Salvador Ponce Lopez (May 27, 1911–October 18, 1993), born in Currimao, Ilocos Norte, is an Ilocano writer, journalist, educator, diplomat, and statesman.

He studied at the University of the Philippines and obtained a Bachelor of Arts degree in English in 1931 and a Master of Arts degree, also in philosophy, in 1933. During his UP days, he became a drama critic for the Philippine Collegian. From 1933 to 1936, he taught literature and journalism at the University of Manila. He also became a daily columnist and magazine editor of the Philippine Herald until World War II.

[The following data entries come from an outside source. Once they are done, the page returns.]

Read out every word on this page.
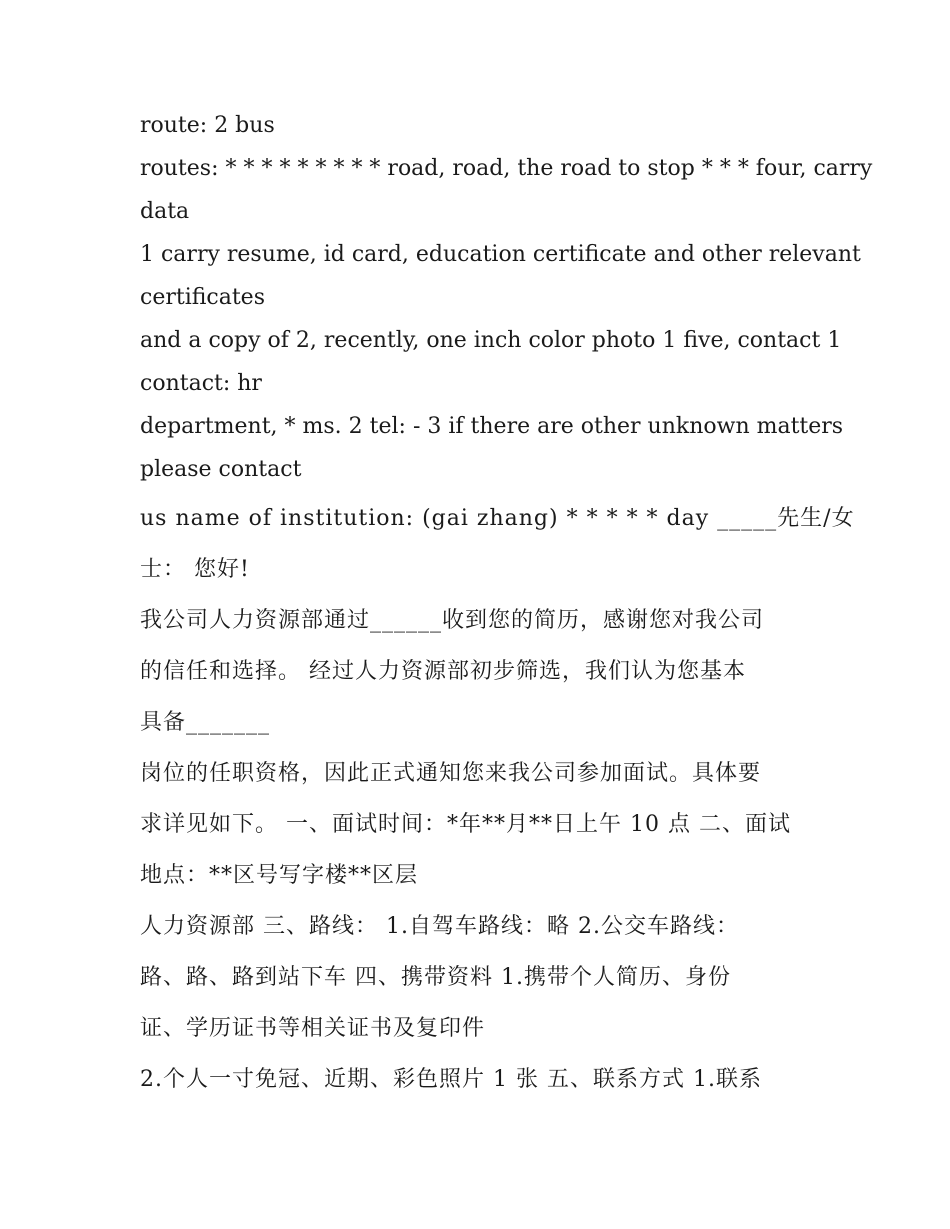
route: 2 bus
routes: * * * * * * * * * road, road, the road to stop * * * four, carry
data
1 carry resume, id card, education certificate and other relevant
certificates
and a copy of 2, recently, one inch color photo 1 five, contact 1
contact: hr
department, * ms. 2 tel: - 3 if there are other unknown matters
please contact
us name of institution: (gai zhang) * * * * * day _____先生/女
士： 您好!
我公司人力资源部通过______收到您的简历，感谢您对我公司
的信任和选择。 经过人力资源部初步筛选，我们认为您基本
具备_______
岗位的任职资格，因此正式通知您来我公司参加面试。具体要
求详见如下。 一、面试时间：*年**月**日上午 10 点 二、面试
地点：**区号写字楼**区层
人力资源部 三、路线： 1.自驾车路线：略 2.公交车路线：
路、路、路到站下车 四、携带资料 1.携带个人简历、身份
证、学历证书等相关证书及复印件
2.个人一寸免冠、近期、彩色照片 1 张 五、联系方式 1.联系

In 1940, Lopez' essay "Literature and Society" won in the Commonwealth Literary Awards. This essay posited that art must have substance and that poet Jose Garcia Villa's adherence to "art for art's sake" is decadent. The essay provoked debates, the discussion centered on proletarian literature, i.e., engaged or committed literature versus the art for art’s sake literary orientation.
He was appointed by President Diosdado Macapagal as Secretary of Foreign affairs and was ambassador to the United Nations for six years before reassigned to France for seven years.

Lopez was the president of the University of the Philippines from 1969 to 1975. And he established a system of democratic consultation in which decisions such as promotions and appointments were made through greater participation by the faculty and administrative personnel; he also reorganized U.P. into the U.P. System. It was during his presidency that U.P. students were politically radicalized, launching mass protests against the Marcos regime, from the so-called "First Quarter Storm" in 1970 to the "Diliman commune" in 1971. During the Diliman Commune, Lopez called the students, faculty, and employees to defend UP and its autonomy from militarization, since the military wanted to occupy the campus, searching for alleged leftists as well as activists opposing them. Many militants, out of his defense of UP's autonomy and democracy, considered him as a progressive and a militant member of the UP academe.

The stamp was issued on September 25, 1995, the 50th anniversary of the United Nations.